30 marzo 2009

La conjura del dolor: Elegía, de Philip Roth

"La vejez no es una batalla; la vejez es una masacre".

Elegía. Philip Roth

Animado por una vieja historia breve suya leída recientemente, me animé a retomar la monumental obra narrativa de Philip Roth. Primera paradoja: Elegía, traducción española del Everyman original, se queda con sus ciento cincuenta páginas lejos del promedio enciclopédico del escritor norteamericano. Segunda paradoja: ninguno de los personajes y alter ego habituales del autor aparece en el libro. Tercera paradoja: los avatares vitales del maltrecho (y, sí, podemos decirlo sin miedo al spoiler: difunto)anciano protagonista carecen de la ironía punzante habitual en Roth, pero también del aliento y la inspiración lírica, de la capacidad evocadora que permite justificar una vida entera gracias a un instante de plenitud revivido con dolorosa nitidez.

Construye Roth con destreza algunos episodios y personajes hermosos - la primera visita al hospital, aún niño; la pureza desarmante, casi mitológica, del hermano y la hija de nuestro protagonista; la bellísima, concisa, cruda microhistoria de Millicent Kramer; pero en ningún momento parece llevar con mano firme las riendas de la narración. Los perfiles de las personas y las cosas, los recuerdos y las sensaciones, se nos presentan borrosos, desdibujados, faltos del aliento vivificante de la inspiración. La novela sólo adquiere meticulosa, escalofriante exactitud, cuando Roth aborda la enfermedad, sus síntomas, declinaciones y tratamientos.
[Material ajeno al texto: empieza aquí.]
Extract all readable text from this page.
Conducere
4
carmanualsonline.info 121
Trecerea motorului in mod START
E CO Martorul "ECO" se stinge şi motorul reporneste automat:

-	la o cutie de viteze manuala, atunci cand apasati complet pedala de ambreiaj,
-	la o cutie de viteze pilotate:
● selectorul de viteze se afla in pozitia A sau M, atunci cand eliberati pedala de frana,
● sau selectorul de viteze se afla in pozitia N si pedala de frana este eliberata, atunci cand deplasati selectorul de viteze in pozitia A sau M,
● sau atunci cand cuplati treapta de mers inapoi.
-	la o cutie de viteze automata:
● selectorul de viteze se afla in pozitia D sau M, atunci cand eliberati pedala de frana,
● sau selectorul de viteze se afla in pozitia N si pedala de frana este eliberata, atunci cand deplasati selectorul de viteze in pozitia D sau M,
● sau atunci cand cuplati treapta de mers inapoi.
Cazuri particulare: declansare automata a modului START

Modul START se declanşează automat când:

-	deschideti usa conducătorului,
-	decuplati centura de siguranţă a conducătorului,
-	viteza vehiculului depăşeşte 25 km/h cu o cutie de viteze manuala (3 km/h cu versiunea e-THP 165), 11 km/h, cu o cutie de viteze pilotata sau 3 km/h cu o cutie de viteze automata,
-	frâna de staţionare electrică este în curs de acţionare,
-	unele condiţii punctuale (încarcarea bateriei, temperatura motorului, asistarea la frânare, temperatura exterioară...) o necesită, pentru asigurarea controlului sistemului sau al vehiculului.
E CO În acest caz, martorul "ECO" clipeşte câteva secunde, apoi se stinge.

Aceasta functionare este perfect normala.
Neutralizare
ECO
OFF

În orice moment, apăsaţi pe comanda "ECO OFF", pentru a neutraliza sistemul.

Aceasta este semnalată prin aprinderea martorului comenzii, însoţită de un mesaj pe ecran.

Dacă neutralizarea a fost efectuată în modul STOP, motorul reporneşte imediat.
De hecho, da la impresión de que el escritor se aferra supersticiosamente a esta descripción minuciosa, como si al recitar concienzudamente los vocablos que acotan los dominios de la enfermedad se conjurasen sus efectos. Roth ha abordado siempre, y nunca con pudor, el dolor y la muerte, sus consecuencias trágicas pero también las más físicas y corpóreas. Jamás como ahora, sin embargo, (y pienso también en el Slowman de Coetzee, primo lejano de este Everyman) su literatura se había asemejado de este modo a una rendición ante el terror del fin y la banalidad de la existencia.



El amor, la muerte... dónde quedó la belleza? (Bellísimo Untitled (Perfect Lovers), de Félix González-Torres)

“Como siempre, a fin de mantener la mente ocupada en otra cosa, recordó la tienda de su padre y los nombres de las nueve marcas de relojes de pulsera y las siete de otros tipos de relojes de las que su padre era distribuidor autorizado; su padre no ganaba mucho dinero vendiendo relojes, pero los tenía en gran número porque era un artículo seguro y hacían entrar en la tienda a los transeúntes que miraban el escaparate. Lo que hacía con estos evocadores recuerdos durante cada una de las angioplastias era lo siguiente: desconectaba de las chanzas que los médicos y enfermeras intercambiaban siempre mientras llevaban a cabo los preparativos, desconectaba de la música rock que sonaba en la fría y estéril sala donde yacía sujeto a la mesa de operaciones en medio de la intimidante maquinaria destinada a mantener vivos a los pacientes cardíacos, y desde el momento en que se ponían manos a la obra, anestesiándole la ingle y punzándole la piel para la inserción del carácter arterial, se distraía recitando entre dientes las listas que de pequeño había ordenado alfabéticamente cuando ayudaba en la tienda al salir de la escuela (“Benrus, Bulova, Croton, Elgin, Hamilton, Helbros, Ovistone, Waltham, Wittnauer”), concentrándose en la forma distintiva de los numerales, en la esfera del reloj mientras entonaba el nombre de su marca, pasando del uno al doce y vuelta a empezar. Entonces comenzaba con los relojes de mesa y pared (“General Electric, Ingersoll, McClintock, New Have, Seth Tomas, Telechron, Westclox”), y recordaba el tictac de los relojes de cuerda y el zumbido de los eléctricos hasta que por fin oía anunciar al cirujano que la operación había terminado y que todo había ido bien. El ayudante del cirujano, tras aplicar presión a la herida, puso una bolsa de arena en la ingle para impedir la hemorragia y, con ese peso ahí, el paciente tuvo que yacer inmóvil en la cama del hospital durante las seis horas siguientes.”